Having a garage built into a house or apartment building isn’t unusual at all, but while in the US they are considered annexes to the main building, in the Russian city of Sochi, it’s the other way around. The garage is the main building upon which owners have built several storey residential annexes which they then rent out to migrants or families too poor to afford conventional homes. In order to avoid having to register these bizarre residential buildings as actual houses and paying higher taxes, owners maintain the ground floor as garages, preferring instead to build as many storeys on top of them as legally possible to maximize their profits.

Photo: AFY.ru

Residential garages started springing up like mushrooms all over Sochi, during the early 1990s, when amendments made to the city planning code allowed owners and garage cooperative members to expand the structures vertically. In a popular resort city like this, real estate has always been pretty expensive, and entrepreneurs quickly realized that they could use their garages to provide affordable housing without having to invest too much.

Photo: mischa-a/Foto Terra

Nowadays, you’d be hard-pressed to find an old concrete garage in Sochi without at least 2 storeys of living quarters built on top of it. The sturdiest of them have as many as 4 storeys and look like small apartment buildings.

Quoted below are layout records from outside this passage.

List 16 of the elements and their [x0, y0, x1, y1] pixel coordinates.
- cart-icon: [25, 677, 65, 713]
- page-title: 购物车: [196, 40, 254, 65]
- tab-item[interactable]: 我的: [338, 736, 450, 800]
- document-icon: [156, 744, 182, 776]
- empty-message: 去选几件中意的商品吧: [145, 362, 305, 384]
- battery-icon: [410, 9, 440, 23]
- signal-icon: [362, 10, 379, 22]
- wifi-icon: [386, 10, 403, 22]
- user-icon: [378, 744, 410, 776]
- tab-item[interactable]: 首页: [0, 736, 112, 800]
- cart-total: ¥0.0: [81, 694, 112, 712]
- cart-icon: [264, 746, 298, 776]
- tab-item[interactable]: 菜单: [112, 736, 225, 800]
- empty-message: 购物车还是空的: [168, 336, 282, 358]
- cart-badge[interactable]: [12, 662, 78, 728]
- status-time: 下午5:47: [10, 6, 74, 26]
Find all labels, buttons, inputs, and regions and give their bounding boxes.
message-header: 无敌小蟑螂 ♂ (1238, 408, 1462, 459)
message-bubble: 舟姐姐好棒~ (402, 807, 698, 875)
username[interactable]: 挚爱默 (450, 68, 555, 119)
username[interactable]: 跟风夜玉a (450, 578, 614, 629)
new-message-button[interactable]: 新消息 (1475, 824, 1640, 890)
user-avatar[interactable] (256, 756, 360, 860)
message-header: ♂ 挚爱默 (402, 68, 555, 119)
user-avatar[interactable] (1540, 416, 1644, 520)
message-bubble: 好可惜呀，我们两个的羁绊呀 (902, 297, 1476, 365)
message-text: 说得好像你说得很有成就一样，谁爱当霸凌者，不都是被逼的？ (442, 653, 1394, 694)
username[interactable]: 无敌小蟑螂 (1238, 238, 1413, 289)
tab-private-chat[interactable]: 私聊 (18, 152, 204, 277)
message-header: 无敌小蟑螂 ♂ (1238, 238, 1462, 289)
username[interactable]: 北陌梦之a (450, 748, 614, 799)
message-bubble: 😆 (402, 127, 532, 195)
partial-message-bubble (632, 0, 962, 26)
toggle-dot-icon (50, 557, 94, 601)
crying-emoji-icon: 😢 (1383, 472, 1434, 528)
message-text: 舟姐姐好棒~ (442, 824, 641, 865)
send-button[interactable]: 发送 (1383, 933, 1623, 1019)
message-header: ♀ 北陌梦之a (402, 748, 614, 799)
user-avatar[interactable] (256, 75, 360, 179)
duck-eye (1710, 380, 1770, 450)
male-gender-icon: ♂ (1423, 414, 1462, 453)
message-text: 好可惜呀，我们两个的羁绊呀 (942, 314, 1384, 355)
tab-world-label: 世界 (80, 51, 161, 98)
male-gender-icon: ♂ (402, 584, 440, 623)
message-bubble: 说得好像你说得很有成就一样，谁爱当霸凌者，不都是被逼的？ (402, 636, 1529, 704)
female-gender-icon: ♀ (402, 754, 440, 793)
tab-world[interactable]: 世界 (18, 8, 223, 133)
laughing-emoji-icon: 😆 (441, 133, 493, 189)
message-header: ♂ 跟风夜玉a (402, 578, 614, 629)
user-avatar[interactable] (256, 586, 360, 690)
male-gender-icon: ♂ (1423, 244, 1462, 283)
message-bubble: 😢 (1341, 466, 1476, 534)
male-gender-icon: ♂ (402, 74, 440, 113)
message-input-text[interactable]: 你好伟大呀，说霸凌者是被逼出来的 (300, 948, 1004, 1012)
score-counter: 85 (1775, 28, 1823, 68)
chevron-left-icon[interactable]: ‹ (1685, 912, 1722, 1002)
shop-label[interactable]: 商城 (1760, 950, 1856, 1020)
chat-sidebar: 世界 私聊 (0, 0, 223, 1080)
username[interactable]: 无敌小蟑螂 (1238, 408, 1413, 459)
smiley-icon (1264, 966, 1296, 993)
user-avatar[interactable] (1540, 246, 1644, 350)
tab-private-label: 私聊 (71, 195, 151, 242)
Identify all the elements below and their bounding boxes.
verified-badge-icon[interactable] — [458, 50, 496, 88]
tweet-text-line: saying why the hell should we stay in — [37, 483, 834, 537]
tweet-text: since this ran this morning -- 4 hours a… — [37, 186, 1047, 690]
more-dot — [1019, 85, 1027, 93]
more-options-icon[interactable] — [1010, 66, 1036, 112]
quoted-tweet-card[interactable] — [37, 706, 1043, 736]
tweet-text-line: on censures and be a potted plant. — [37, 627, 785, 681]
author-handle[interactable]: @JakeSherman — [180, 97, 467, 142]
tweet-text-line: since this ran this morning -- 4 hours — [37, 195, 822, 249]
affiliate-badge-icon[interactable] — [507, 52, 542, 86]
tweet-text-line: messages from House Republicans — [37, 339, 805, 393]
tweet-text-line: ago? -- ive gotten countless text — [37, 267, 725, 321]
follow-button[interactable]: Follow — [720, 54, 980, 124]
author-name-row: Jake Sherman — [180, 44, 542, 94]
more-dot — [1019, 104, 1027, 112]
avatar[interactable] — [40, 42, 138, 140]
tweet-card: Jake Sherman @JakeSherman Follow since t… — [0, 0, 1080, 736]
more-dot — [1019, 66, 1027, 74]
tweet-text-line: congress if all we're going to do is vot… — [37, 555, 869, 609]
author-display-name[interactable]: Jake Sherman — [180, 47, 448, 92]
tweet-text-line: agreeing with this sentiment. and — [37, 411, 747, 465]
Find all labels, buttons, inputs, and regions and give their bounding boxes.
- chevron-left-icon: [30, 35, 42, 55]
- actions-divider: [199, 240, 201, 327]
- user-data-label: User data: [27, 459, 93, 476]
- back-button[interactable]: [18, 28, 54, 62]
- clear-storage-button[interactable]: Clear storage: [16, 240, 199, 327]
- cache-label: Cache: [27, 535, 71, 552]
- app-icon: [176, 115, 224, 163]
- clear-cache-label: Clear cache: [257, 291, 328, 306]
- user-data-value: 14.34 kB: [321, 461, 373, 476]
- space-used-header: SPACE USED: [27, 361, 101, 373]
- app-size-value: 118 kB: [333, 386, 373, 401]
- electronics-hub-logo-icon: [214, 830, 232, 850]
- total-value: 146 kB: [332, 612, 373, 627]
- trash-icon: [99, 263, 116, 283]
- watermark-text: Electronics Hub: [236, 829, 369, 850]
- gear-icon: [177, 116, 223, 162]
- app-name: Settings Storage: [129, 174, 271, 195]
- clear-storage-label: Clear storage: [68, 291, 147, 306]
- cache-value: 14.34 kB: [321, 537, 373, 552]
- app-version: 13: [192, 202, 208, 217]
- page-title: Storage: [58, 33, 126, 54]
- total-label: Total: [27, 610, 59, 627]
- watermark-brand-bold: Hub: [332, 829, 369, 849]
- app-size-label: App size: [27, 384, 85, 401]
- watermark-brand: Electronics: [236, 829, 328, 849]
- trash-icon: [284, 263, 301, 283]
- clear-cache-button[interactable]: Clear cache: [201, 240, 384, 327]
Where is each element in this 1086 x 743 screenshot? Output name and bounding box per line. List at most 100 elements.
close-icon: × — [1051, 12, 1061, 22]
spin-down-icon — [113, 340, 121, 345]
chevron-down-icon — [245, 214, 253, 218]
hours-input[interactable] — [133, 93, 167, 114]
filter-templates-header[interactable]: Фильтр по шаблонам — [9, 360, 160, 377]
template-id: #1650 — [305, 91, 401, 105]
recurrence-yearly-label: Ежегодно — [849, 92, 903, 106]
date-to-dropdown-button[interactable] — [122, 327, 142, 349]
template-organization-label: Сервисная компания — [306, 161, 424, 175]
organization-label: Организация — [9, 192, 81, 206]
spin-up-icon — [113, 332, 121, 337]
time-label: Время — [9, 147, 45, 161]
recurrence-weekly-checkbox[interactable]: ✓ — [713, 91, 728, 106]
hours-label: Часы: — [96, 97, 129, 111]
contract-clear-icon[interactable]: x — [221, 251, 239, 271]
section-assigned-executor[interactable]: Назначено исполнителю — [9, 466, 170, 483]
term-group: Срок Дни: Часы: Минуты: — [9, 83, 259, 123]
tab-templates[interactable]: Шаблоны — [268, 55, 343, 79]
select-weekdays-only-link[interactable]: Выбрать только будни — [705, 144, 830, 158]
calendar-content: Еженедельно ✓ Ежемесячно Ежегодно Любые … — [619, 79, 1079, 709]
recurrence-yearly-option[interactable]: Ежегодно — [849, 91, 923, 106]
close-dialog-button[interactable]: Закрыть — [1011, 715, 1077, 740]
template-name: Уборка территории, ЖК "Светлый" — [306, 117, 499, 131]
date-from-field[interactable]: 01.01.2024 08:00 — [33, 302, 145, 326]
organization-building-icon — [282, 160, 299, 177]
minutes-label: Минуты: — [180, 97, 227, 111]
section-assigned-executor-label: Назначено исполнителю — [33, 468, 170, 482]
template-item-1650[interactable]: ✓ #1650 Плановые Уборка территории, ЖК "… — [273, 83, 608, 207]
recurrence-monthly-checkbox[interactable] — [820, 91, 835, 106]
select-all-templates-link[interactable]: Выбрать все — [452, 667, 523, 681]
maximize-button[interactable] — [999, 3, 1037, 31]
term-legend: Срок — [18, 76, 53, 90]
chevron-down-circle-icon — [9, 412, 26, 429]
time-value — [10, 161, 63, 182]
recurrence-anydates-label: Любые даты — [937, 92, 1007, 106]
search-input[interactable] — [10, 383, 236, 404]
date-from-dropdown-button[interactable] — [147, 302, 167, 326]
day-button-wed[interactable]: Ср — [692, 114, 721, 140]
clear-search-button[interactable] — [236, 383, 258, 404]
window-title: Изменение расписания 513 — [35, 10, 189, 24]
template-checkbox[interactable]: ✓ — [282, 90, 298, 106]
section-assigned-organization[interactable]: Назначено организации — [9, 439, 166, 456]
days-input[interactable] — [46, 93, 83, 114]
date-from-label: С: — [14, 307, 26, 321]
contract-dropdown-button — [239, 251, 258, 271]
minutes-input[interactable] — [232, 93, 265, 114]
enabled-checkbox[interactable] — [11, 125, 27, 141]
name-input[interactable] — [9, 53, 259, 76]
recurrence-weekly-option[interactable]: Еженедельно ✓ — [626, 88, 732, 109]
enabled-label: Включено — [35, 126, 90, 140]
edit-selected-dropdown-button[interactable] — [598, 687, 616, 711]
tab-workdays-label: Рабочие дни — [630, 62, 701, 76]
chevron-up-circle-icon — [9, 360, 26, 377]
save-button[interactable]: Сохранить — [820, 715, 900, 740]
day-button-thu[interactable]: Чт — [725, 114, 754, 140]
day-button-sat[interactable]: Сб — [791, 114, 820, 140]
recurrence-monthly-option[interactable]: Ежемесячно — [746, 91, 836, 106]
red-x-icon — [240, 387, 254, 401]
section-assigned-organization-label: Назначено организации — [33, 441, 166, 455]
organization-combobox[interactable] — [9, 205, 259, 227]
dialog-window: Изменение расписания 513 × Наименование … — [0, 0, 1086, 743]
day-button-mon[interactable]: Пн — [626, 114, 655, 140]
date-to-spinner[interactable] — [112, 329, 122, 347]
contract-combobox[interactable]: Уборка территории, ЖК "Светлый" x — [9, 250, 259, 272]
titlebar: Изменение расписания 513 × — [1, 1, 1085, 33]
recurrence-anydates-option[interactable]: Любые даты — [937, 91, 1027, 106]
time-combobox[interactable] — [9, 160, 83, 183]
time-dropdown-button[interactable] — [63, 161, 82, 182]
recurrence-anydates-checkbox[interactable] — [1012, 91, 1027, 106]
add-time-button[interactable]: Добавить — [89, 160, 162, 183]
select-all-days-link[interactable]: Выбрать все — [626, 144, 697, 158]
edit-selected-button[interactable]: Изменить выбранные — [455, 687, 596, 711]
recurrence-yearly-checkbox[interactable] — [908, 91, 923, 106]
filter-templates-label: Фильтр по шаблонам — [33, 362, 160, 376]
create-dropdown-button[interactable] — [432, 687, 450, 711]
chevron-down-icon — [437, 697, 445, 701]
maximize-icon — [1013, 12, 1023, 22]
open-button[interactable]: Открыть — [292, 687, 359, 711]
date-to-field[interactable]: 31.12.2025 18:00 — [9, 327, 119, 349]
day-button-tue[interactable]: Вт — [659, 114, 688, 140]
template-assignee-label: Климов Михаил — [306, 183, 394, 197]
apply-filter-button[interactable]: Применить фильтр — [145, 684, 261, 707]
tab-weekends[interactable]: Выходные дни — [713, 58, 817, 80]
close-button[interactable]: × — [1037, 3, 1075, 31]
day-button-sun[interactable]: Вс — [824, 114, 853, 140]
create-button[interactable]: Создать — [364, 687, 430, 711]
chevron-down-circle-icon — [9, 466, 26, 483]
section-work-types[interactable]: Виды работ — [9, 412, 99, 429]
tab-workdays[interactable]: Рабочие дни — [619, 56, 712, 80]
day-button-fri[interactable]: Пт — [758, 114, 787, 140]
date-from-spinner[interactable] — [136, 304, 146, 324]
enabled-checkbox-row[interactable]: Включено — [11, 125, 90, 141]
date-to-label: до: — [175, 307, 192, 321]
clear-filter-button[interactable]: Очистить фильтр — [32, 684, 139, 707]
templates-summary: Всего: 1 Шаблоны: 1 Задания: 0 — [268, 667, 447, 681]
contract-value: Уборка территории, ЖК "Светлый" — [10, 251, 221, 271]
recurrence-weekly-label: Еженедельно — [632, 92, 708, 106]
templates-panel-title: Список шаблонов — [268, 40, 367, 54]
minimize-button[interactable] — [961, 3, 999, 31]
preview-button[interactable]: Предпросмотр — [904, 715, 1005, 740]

The only giveway is the metal door façade on the ground floor, which, as I mentioned, is a necessity to keep taxes low.

Photo: Pobegvsochi.ru

While some of the residential garages that make up Russia’s favelas can look better than actual homes, from a purely legal standpoint, they are still only garages. That means that they don’t have to abide by sanitary and epidemiological standards, and, in most cases, don’t have basic amenities like running water, heating, sufficient electricity or toilets (due to lack of plumbing).

Photo: YouTube screengrab

Sochi authorities have been trying to solve the problem of residential garages for many years, but so far they’ve had very little success. Demolition is out of the question, as according to the law, the right to private property is inviolable, especially since the living quarters were built in accordance with the city’s planning codes. And since the structures are technically just garages, it’s hard to force the owners to ensure that the living quarters above conform with housing standards.

 

Police in Sochi have been conducting raids, but they can only do so when they have clear evidence that the owner is renting the space illegally.

 

For now, the Russian favelas of Sochi are here to stay and local authorities admit that undoing decades of corruption and erratic building will take a great deal of time.